Avanços tecnológicos são marcos históricos e isso é o que se deseja num clássico.

Adequação à função
Um dos clássicos mais óbvios de sempre e ainda dos mais desejados, é o MGB. No seu tempo, já não era tecnicamente avançado, não era especialmente rápido, o desenho não era transcendente e não era sequer uma opção muito competitiva no desporto. Dito isto, cumpria a sua função de forma extraordinária. Proporcionava prazer de condução, sem grandes custos de manutenção, com robustez e simplicidade. Ainda hoje esses são argumentos válidos quando comparados com outras opções da época. Basta isso.

Da mesma forma, um Mercedes-Benz W123, era um familiar com níveis de conforto e fiabilidade muito acima do segmento, pelo que apesar de ser tudo menos exclusivo, continua a ter uma legião de seguidores.

Noutro contexto, um Lotus Seven não serve para muito mais do que uma condução entusiástica em condições que nem sempre se reúnem, mas naquilo que foi concebido para fazer, é exímio. 
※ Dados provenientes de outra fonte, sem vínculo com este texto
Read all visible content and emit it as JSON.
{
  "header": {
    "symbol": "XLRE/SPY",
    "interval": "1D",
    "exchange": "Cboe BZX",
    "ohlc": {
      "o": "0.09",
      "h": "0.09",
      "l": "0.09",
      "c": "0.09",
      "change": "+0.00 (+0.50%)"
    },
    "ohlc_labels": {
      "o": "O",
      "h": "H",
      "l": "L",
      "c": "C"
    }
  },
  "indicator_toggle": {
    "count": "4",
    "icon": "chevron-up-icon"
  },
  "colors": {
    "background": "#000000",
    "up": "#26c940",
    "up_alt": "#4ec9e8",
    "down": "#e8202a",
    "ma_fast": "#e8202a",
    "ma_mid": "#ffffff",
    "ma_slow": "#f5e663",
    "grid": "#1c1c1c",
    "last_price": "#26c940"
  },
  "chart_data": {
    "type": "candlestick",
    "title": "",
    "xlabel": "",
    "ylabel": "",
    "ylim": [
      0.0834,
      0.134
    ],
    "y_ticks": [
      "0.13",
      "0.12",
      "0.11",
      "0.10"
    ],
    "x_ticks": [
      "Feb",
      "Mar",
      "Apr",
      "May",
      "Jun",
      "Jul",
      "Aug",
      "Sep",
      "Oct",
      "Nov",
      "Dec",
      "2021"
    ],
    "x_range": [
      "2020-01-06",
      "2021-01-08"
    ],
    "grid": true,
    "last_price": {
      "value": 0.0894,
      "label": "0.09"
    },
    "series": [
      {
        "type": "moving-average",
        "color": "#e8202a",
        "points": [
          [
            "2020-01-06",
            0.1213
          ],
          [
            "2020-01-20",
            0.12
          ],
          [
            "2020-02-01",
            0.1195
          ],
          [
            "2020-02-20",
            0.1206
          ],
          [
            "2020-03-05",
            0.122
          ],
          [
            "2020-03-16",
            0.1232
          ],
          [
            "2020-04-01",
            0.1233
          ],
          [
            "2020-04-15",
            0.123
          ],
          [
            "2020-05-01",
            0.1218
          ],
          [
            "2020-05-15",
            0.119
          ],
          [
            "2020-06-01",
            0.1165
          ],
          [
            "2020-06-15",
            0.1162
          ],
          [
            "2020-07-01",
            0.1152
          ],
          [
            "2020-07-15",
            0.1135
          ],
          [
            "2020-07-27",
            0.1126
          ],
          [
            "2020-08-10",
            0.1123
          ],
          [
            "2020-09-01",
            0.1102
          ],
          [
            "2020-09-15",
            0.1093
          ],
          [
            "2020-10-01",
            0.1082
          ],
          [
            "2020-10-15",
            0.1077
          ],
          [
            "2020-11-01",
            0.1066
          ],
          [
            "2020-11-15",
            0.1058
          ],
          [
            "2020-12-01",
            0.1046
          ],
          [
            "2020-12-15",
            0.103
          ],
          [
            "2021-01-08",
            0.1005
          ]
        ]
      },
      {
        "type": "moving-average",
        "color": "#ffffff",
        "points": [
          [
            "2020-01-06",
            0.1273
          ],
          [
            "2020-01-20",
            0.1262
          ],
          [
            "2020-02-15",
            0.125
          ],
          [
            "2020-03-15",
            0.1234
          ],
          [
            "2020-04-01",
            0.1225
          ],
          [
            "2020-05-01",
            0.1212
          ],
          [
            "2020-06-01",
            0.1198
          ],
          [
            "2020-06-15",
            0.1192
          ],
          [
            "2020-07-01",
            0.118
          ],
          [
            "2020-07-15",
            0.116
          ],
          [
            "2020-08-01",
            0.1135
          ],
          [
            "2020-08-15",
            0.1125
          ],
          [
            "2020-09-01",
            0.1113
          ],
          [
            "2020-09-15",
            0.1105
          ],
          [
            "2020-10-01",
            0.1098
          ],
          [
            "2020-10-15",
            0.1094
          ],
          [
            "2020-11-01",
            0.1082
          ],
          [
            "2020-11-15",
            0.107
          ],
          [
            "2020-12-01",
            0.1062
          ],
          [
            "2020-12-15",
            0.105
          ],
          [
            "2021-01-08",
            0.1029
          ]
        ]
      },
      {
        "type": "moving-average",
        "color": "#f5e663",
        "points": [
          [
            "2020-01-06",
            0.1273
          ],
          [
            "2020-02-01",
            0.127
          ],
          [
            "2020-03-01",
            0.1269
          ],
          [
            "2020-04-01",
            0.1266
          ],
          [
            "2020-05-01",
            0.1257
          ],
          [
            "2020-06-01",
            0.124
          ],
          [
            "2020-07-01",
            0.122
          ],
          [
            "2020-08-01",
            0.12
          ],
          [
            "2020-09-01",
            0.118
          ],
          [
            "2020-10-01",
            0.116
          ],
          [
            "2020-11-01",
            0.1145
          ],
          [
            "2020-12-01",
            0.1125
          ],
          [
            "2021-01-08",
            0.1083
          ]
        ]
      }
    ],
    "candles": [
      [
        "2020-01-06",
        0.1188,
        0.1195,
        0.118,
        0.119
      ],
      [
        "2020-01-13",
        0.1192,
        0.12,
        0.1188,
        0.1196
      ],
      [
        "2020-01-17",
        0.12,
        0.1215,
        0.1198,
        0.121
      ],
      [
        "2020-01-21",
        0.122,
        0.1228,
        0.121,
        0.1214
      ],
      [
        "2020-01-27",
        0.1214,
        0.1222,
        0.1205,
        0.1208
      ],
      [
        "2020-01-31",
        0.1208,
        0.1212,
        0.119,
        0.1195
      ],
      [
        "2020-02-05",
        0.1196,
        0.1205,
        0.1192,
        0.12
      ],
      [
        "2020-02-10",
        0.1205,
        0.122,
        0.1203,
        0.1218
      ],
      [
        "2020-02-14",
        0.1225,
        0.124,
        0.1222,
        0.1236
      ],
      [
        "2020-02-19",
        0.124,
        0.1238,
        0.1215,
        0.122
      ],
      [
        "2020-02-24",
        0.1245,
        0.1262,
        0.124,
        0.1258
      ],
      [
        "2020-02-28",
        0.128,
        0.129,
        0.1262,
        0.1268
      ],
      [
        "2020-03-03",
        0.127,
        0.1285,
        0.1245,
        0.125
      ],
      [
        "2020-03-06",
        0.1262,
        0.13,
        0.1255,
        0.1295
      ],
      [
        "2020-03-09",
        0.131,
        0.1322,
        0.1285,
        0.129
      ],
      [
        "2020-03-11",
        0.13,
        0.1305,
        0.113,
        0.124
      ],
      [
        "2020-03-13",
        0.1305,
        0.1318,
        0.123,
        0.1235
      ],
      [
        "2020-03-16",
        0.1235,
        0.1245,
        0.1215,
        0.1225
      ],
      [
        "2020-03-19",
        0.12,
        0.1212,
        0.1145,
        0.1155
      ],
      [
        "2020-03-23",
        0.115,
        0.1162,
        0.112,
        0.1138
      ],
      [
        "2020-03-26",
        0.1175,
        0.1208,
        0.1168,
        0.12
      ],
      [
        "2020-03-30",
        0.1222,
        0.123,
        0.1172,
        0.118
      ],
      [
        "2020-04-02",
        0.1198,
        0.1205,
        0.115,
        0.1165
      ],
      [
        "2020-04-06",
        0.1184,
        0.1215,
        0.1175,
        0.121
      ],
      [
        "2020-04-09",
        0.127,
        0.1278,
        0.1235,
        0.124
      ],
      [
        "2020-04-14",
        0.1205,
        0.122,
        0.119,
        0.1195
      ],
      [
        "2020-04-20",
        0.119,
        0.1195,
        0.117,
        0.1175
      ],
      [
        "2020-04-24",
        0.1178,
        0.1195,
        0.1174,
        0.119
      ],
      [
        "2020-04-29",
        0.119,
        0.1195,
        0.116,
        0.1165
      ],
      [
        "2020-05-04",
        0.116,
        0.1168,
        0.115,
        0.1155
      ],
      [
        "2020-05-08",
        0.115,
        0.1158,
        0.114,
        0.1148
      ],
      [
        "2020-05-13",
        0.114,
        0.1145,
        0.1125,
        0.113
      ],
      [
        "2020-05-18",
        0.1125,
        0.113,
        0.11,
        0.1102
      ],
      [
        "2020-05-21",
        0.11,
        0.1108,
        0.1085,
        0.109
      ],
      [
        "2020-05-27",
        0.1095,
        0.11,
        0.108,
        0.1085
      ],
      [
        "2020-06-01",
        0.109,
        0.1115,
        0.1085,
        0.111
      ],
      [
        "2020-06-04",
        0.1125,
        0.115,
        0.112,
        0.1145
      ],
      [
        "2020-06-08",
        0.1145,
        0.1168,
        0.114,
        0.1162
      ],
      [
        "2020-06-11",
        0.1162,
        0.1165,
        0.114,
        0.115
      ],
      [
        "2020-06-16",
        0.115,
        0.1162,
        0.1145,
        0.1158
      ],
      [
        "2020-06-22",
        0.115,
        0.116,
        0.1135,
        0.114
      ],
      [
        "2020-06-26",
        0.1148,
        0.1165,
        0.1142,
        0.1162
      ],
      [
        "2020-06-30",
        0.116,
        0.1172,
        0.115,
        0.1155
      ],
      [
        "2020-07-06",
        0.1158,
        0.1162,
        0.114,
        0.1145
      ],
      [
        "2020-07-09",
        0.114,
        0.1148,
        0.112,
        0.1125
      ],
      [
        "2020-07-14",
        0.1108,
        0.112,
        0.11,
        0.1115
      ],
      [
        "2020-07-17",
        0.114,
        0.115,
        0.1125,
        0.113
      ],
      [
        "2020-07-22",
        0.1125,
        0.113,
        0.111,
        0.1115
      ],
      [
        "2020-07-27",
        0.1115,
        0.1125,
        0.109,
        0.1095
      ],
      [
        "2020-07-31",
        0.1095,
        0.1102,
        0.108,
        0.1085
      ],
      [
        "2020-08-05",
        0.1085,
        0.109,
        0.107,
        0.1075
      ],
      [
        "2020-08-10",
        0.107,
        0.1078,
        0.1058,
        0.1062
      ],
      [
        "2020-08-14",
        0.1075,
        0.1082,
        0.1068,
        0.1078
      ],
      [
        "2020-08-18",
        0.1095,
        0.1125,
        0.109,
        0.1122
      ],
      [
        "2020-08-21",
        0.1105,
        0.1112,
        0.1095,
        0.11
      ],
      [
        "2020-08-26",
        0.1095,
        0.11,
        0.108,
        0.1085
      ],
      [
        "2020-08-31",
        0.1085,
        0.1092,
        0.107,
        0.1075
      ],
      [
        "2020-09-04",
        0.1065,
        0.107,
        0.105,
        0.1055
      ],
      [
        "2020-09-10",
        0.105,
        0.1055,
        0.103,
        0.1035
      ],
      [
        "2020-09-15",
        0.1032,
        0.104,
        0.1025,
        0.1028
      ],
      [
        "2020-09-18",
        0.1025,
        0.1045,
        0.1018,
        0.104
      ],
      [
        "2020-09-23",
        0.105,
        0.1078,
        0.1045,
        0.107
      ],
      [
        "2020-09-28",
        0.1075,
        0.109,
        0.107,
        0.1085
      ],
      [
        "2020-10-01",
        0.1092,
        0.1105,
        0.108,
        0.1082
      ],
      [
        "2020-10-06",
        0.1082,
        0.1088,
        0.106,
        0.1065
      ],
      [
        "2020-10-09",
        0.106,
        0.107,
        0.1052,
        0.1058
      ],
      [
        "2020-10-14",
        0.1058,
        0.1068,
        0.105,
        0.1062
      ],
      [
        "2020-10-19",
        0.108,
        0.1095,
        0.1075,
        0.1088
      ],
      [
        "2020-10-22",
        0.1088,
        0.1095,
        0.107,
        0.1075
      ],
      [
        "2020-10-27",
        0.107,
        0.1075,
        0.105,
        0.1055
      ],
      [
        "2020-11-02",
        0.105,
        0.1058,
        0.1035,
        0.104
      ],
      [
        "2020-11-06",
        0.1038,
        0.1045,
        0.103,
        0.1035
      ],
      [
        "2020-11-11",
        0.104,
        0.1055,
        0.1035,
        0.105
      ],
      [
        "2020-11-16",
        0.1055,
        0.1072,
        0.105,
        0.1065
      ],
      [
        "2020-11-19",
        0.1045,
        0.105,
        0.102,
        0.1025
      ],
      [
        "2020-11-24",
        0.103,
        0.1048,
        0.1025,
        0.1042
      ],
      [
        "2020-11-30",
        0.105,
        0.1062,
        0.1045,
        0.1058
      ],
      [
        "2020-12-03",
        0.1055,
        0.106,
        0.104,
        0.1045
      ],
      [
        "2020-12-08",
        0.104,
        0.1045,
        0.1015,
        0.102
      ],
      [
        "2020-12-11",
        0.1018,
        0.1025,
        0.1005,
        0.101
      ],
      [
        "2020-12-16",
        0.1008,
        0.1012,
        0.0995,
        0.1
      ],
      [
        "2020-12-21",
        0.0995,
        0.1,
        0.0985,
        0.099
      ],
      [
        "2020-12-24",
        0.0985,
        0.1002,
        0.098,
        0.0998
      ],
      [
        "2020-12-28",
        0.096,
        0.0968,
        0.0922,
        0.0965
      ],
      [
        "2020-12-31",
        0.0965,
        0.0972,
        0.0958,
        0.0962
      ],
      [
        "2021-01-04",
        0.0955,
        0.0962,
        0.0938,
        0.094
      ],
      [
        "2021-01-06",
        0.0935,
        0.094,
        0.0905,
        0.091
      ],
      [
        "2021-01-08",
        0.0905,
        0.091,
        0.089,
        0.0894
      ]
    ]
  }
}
É também por isto que qualquer MX-5 é um clássico, mesmo os que estão a sair hoje do stand, pois não só pertencem a uma linhagem extraordinária, como são fiéis aos princípios do original.

Qualquer modelo que esteja entre os melhores a desempenhar a função para que foi criado, tem garantido o estatuto de clássico.

Conclusão
Muitos dos automóveis que são “clássicos de eleição”, reúnem mais do que um destes factores e quanto mais soma, maior é a sua procura e cotação. No entanto, basta que se destaquem num deles para merecer o estatuto de clássico, tenham eles mais ou menos de 30 anos. Porque se alguns destes parâmetros precisam de tempo para serem validados, outros são verificáveis quase no imediato. 

Assim, talvez seja tempo de voltar a olhar para todos aqueles modelos que disse com muita certeza que nunca seria poderiam ser considerados clássicos, e pensar duas vezes. Quem sabe se não está a passar ao lado de uma boa compra?